Explanation: **Explanation:** Arboviruses (Arthropod-borne viruses) are classified based on their primary vectors. The question tests the ability to distinguish between **Mosquito-borne** and **Tick-borne** viruses within the Flaviviridae family. **1. Why Japanese Encephalitis (JE) is the correct answer:** Japanese Encephalitis is transmitted primarily by the bite of infected **Culex mosquitoes** (specifically *Culex tritaeniorhynchus*). It is the leading cause of viral encephalitis in Asia. Unlike the other options, it has no association with tick vectors.
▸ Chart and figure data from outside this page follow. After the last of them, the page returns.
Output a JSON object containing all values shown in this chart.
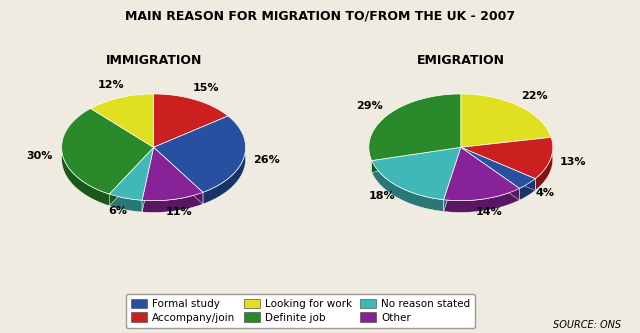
{
  "title": "MAIN REASON FOR MIGRATION TO/FROM THE UK - 2007",
  "immigration_label": "IMMIGRATION",
  "emigration_label": "EMIGRATION",
  "source": "SOURCE: ONS",
  "categories": [
    "Formal study",
    "Accompany/join",
    "Looking for work",
    "Definite job",
    "No reason stated",
    "Other"
  ],
  "colors": [
    "#2750a0",
    "#cc2020",
    "#e0e020",
    "#2a8a2a",
    "#40b8b8",
    "#882299"
  ],
  "immigration_values": [
    26,
    15,
    12,
    30,
    6,
    11
  ],
  "emigration_values": [
    4,
    13,
    22,
    29,
    18,
    14
  ],
  "background_color": "#f0ebe0",
  "legend_order": [
    0,
    1,
    2,
    3,
    4,
    5
  ]
}
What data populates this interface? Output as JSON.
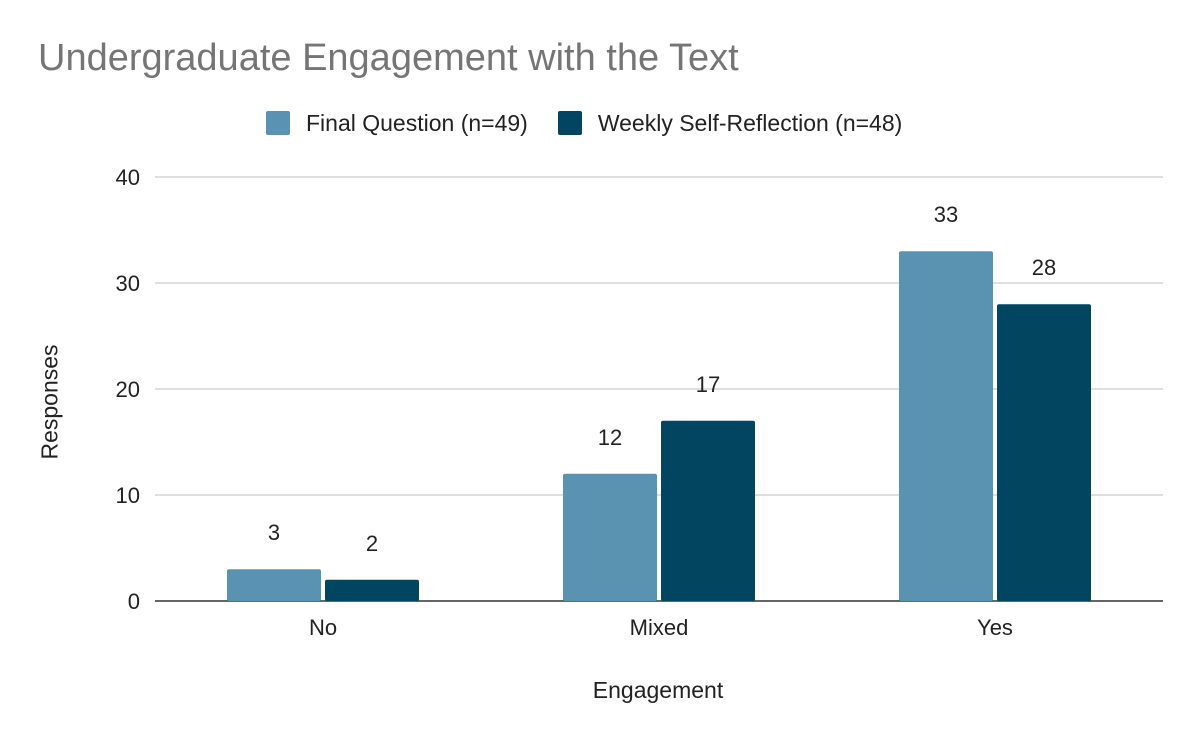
{
  "chart_data": {
    "type": "bar",
    "title": "Undergraduate Engagement with the Text",
    "xlabel": "Engagement",
    "ylabel": "Responses",
    "categories": [
      "No",
      "Mixed",
      "Yes"
    ],
    "series": [
      {
        "name": "Final Question (n=49)",
        "values": [
          3,
          12,
          33
        ],
        "color": "#5a93b1"
      },
      {
        "name": "Weekly Self-Reflection (n=48)",
        "values": [
          2,
          17,
          28
        ],
        "color": "#014561"
      }
    ],
    "ylim": [
      0,
      40
    ],
    "yticks": [
      "0",
      "10",
      "20",
      "30",
      "40"
    ],
    "grid": true,
    "legend": "top",
    "data_labels": true
  }
}
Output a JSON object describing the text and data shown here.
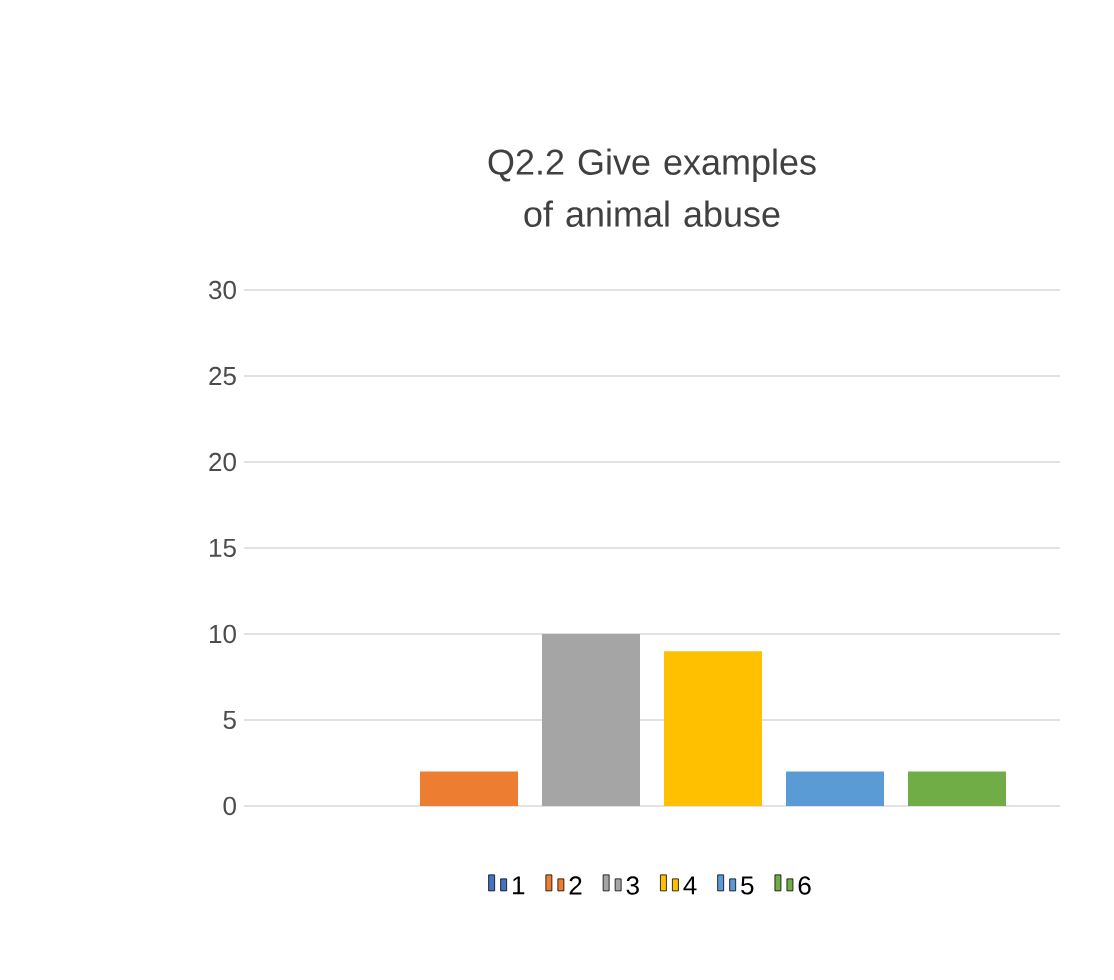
{
  "chart_data": {
    "type": "bar",
    "title": "Q2.2 Give examples of animal abuse",
    "categories": [
      null
    ],
    "series": [
      {
        "name": "1",
        "color": "#4472c4",
        "values": [
          0
        ]
      },
      {
        "name": "2",
        "color": "#ed7d31",
        "values": [
          2
        ]
      },
      {
        "name": "3",
        "color": "#a5a5a5",
        "values": [
          10
        ]
      },
      {
        "name": "4",
        "color": "#ffc000",
        "values": [
          9
        ]
      },
      {
        "name": "5",
        "color": "#5b9bd5",
        "values": [
          2
        ]
      },
      {
        "name": "6",
        "color": "#70ad47",
        "values": [
          2
        ]
      }
    ],
    "ylim": [
      0,
      30
    ],
    "yticks": [
      0,
      5,
      10,
      15,
      20,
      25,
      30
    ],
    "grid": "y",
    "legend": "bottom"
  }
}
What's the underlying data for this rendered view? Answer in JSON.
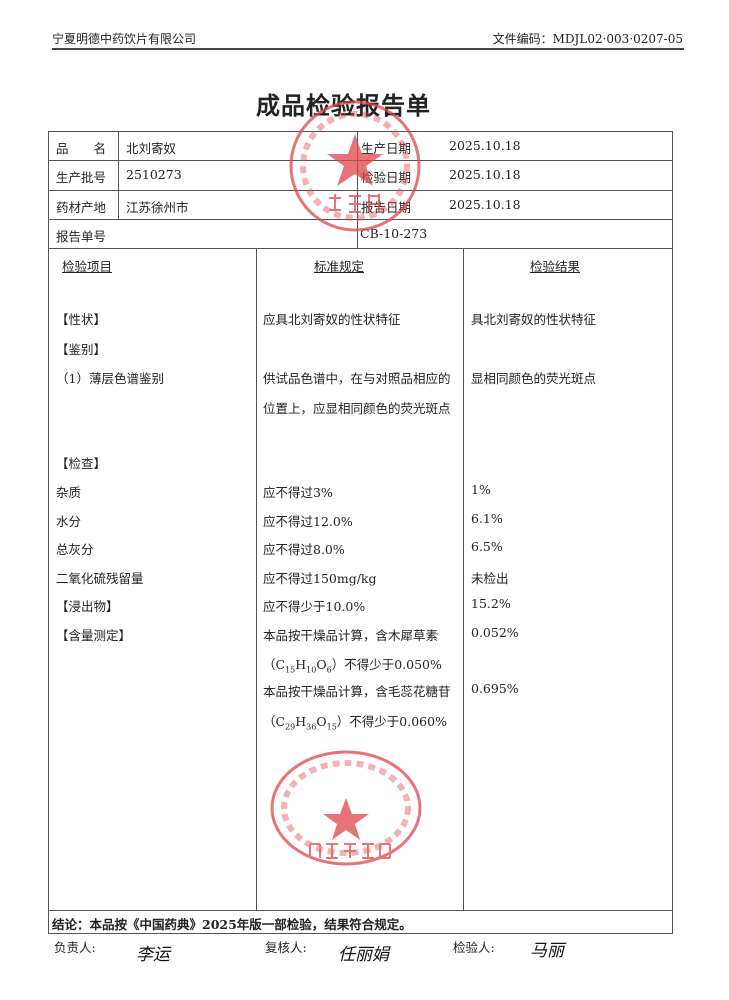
{
  "header": {
    "company": "宁夏明德中药饮片有限公司",
    "doc_code": "文件编码：MDJL02·003·0207-05"
  },
  "title": "成品检验报告单",
  "info": {
    "name_label": "品　　名",
    "name": "北刘寄奴",
    "batch_label": "生产批号",
    "batch": "2510273",
    "origin_label": "药材产地",
    "origin": "江苏徐州市",
    "report_no_label": "报告单号",
    "report_no": "CB-10-273",
    "prod_date_label": "生产日期",
    "prod_date": "2025.10.18",
    "test_date_label": "检验日期",
    "test_date": "2025.10.18",
    "report_date_label": "报告日期",
    "report_date": "2025.10.18"
  },
  "columns": {
    "item": "检验项目",
    "standard": "标准规定",
    "result": "检验结果"
  },
  "rows": [
    {
      "item": "【性状】",
      "standard": "应具北刘寄奴的性状特征",
      "result": "具北刘寄奴的性状特征"
    },
    {
      "item": "【鉴别】",
      "standard": "",
      "result": ""
    },
    {
      "item": "（1）薄层色谱鉴别",
      "standard": "供试品色谱中，在与对照品相应的",
      "result": "显相同颜色的荧光斑点"
    },
    {
      "item": "",
      "standard": "位置上，应显相同颜色的荧光斑点",
      "result": ""
    },
    {
      "item": "【检查】",
      "standard": "",
      "result": ""
    },
    {
      "item": "杂质",
      "standard": "应不得过3%",
      "result": "1%"
    },
    {
      "item": "水分",
      "standard": "应不得过12.0%",
      "result": "6.1%"
    },
    {
      "item": "总灰分",
      "standard": "应不得过8.0%",
      "result": "6.5%"
    },
    {
      "item": "二氧化硫残留量",
      "standard": "应不得过150mg/kg",
      "result": "未检出"
    },
    {
      "item": "【浸出物】",
      "standard": "应不得少于10.0%",
      "result": "15.2%"
    },
    {
      "item": "【含量测定】",
      "standard": "本品按干燥品计算，含木犀草素",
      "result": "0.052%"
    },
    {
      "item": "",
      "standard": "（C15H10O6）不得少于0.050%",
      "result": ""
    },
    {
      "item": "",
      "standard": "本品按干燥品计算，含毛蕊花糖苷",
      "result": "0.695%"
    },
    {
      "item": "",
      "standard": "（C29H36O15）不得少于0.060%",
      "result": ""
    }
  ],
  "conclusion": "结论：本品按《中国药典》2025年版一部检验，结果符合规定。",
  "signatures": {
    "responsible_label": "负责人:",
    "reviewer_label": "复核人:",
    "inspector_label": "检验人:",
    "responsible": "李运",
    "reviewer": "任丽娟",
    "inspector": "马丽"
  },
  "stamps": {
    "top": "宁夏明德中药饮片有限公司 质量部",
    "bottom": "宁夏明德中药饮片有限公司 质检专用章",
    "color": "#e0454a"
  }
}
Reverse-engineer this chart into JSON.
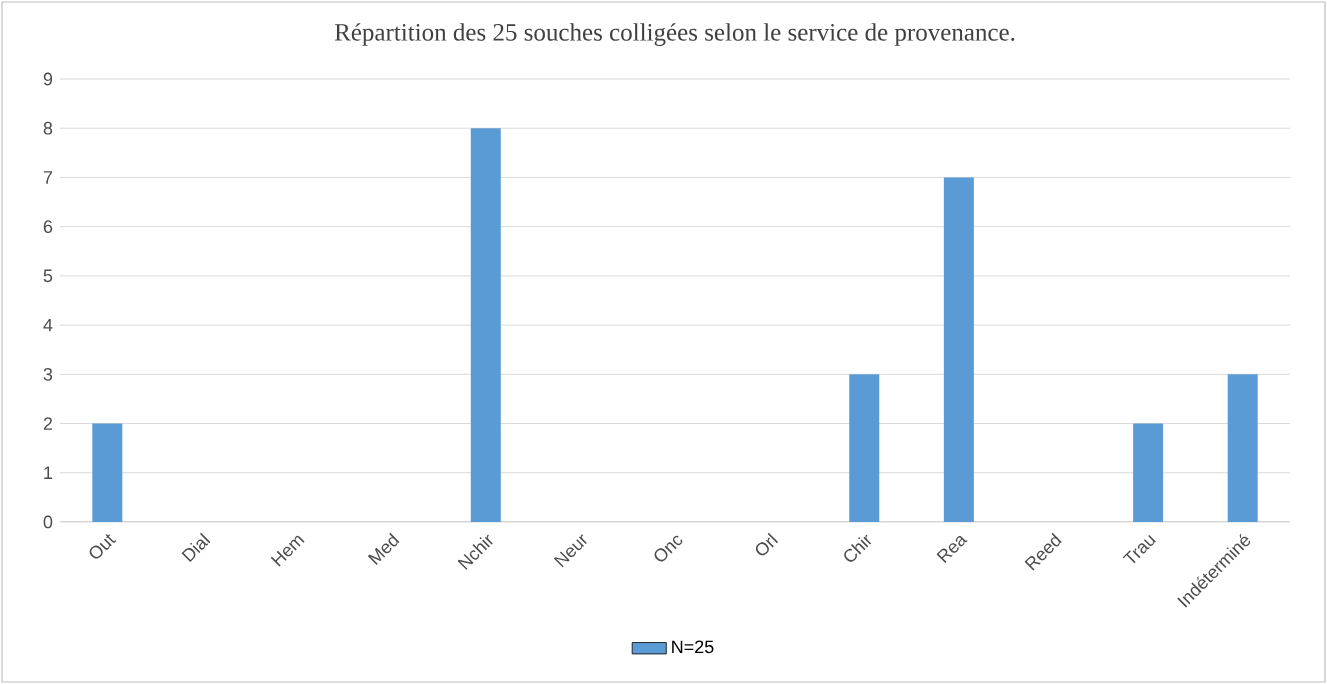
{
  "chart_data": {
    "type": "bar",
    "title": "Répartition des 25 souches colligées selon le service de provenance.",
    "categories": [
      "Out",
      "Dial",
      "Hem",
      "Med",
      "Nchir",
      "Neur",
      "Onc",
      "Orl",
      "Chir",
      "Rea",
      "Reed",
      "Trau",
      "Indéterminé"
    ],
    "series": [
      {
        "name": "N=25",
        "color": "#5b9bd5",
        "values": [
          2,
          0,
          0,
          0,
          8,
          0,
          0,
          0,
          3,
          7,
          0,
          2,
          3
        ]
      }
    ],
    "ylim": [
      0,
      9
    ],
    "yticks": [
      0,
      1,
      2,
      3,
      4,
      5,
      6,
      7,
      8,
      9
    ],
    "grid": "y",
    "legend": "bottom"
  }
}
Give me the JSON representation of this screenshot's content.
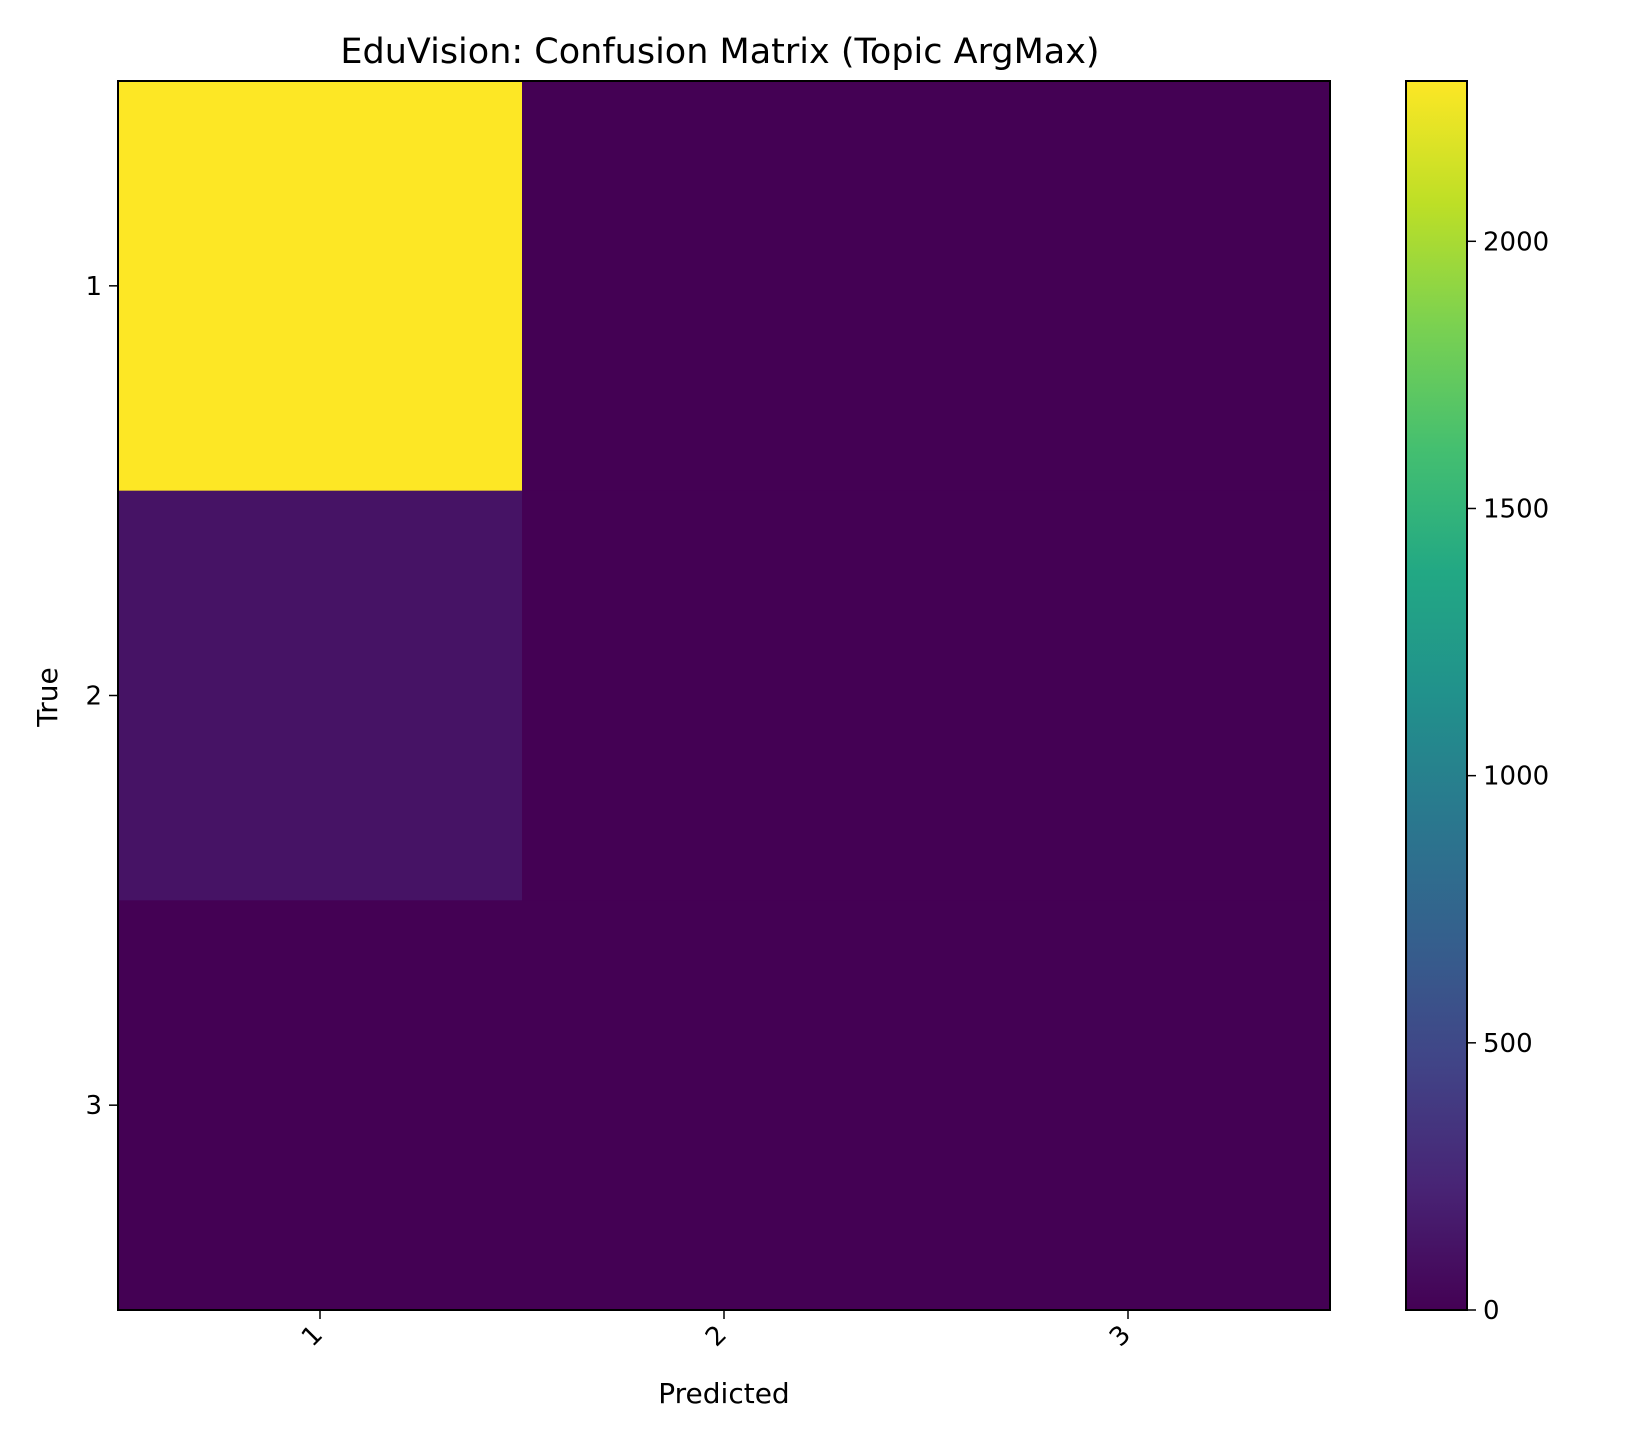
{
  "chart_data": {
    "type": "heatmap",
    "title": "EduVision: Confusion Matrix (Topic ArgMax)",
    "xlabel": "Predicted",
    "ylabel": "True",
    "x_categories": [
      "1",
      "2",
      "3"
    ],
    "y_categories": [
      "1",
      "2",
      "3"
    ],
    "values": [
      [
        2300,
        0,
        0
      ],
      [
        120,
        0,
        0
      ],
      [
        0,
        0,
        0
      ]
    ],
    "colormap": "viridis",
    "colorbar": {
      "range": [
        0,
        2300
      ],
      "ticks": [
        0,
        500,
        1000,
        1500,
        2000
      ]
    },
    "grid": false
  }
}
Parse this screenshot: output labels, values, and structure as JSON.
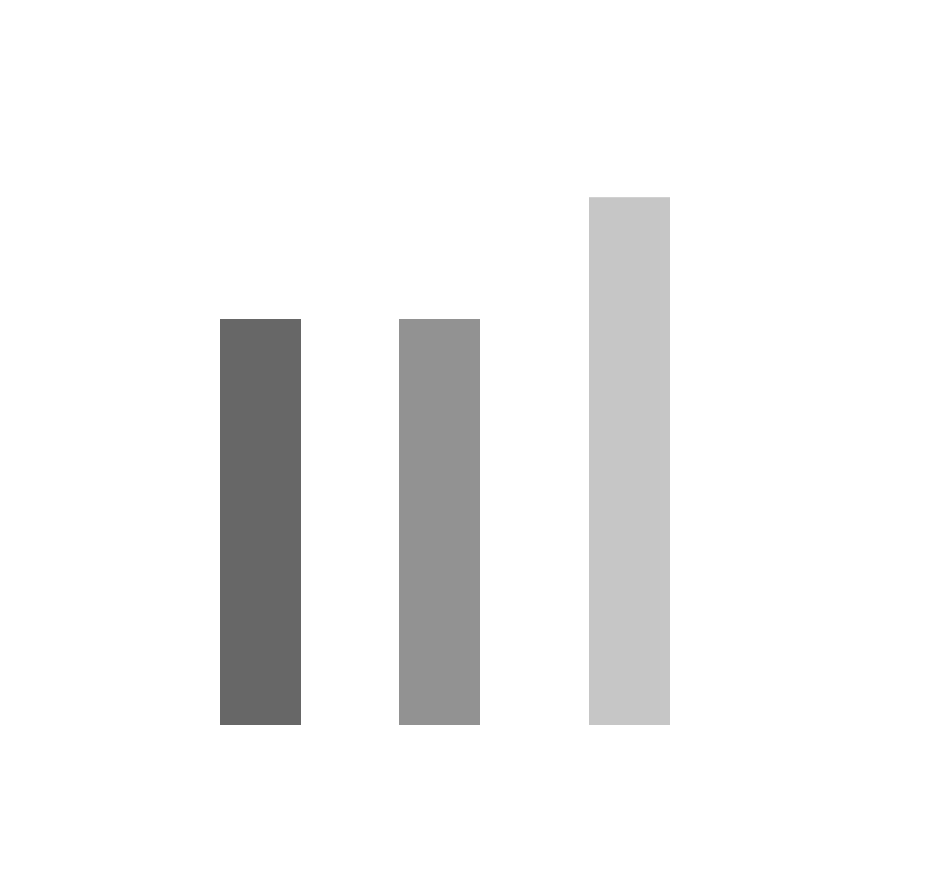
{
  "chart_data": {
    "type": "bar",
    "categories": [
      "",
      "",
      ""
    ],
    "values": [
      2.0,
      2.0,
      2.6
    ],
    "colors": [
      "#676767",
      "#929292",
      "#c6c6c6"
    ],
    "title": "",
    "xlabel": "",
    "ylabel": "",
    "ylim": [
      0,
      3
    ],
    "grid": false,
    "legend": "none"
  }
}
Its natural cycle involves pigs (amplifier hosts) and water birds (reservoirs). **2. Analysis of Incorrect Options (Tick-borne Viruses):** * **Kyasanur Forest Disease (KFD):** Known as "Monkey Fever" in India (Karnataka), it is transmitted by the **Hard tick (*Haemaphysalis spinigera*)**. * **Russian Spring-Summer Encephalitis (RSSE):** A classic tick-borne encephalitis (TBE) complex virus transmitted by ***Ixodes* ticks**. * **Omsk Hemorrhagic Fever (OHF):** Found in Siberia, this is also a member of the TBE complex transmitted by ***Dermacentor* ticks** and sometimes through contact with infected muskrats. **High-Yield Clinical Pearls for NEET-PG:** * **Vector Mnemonic:** Remember **"KRO"** for Tick-borne Flaviviruses: **K**yasanur, **R**ussian Spring-Summer, and **O**msk. * **JE Vector:** *Culex* mosquitoes are "night-biters" and breed in stagnant water like rice fields. * **JE Diagnosis:** The gold standard is the detection of **IgM antibodies in CSF** or serum using MAC-ELISA. * **KFD:** Important for Indian exams; look for a history of forest exposure and sudden high fever with prostration.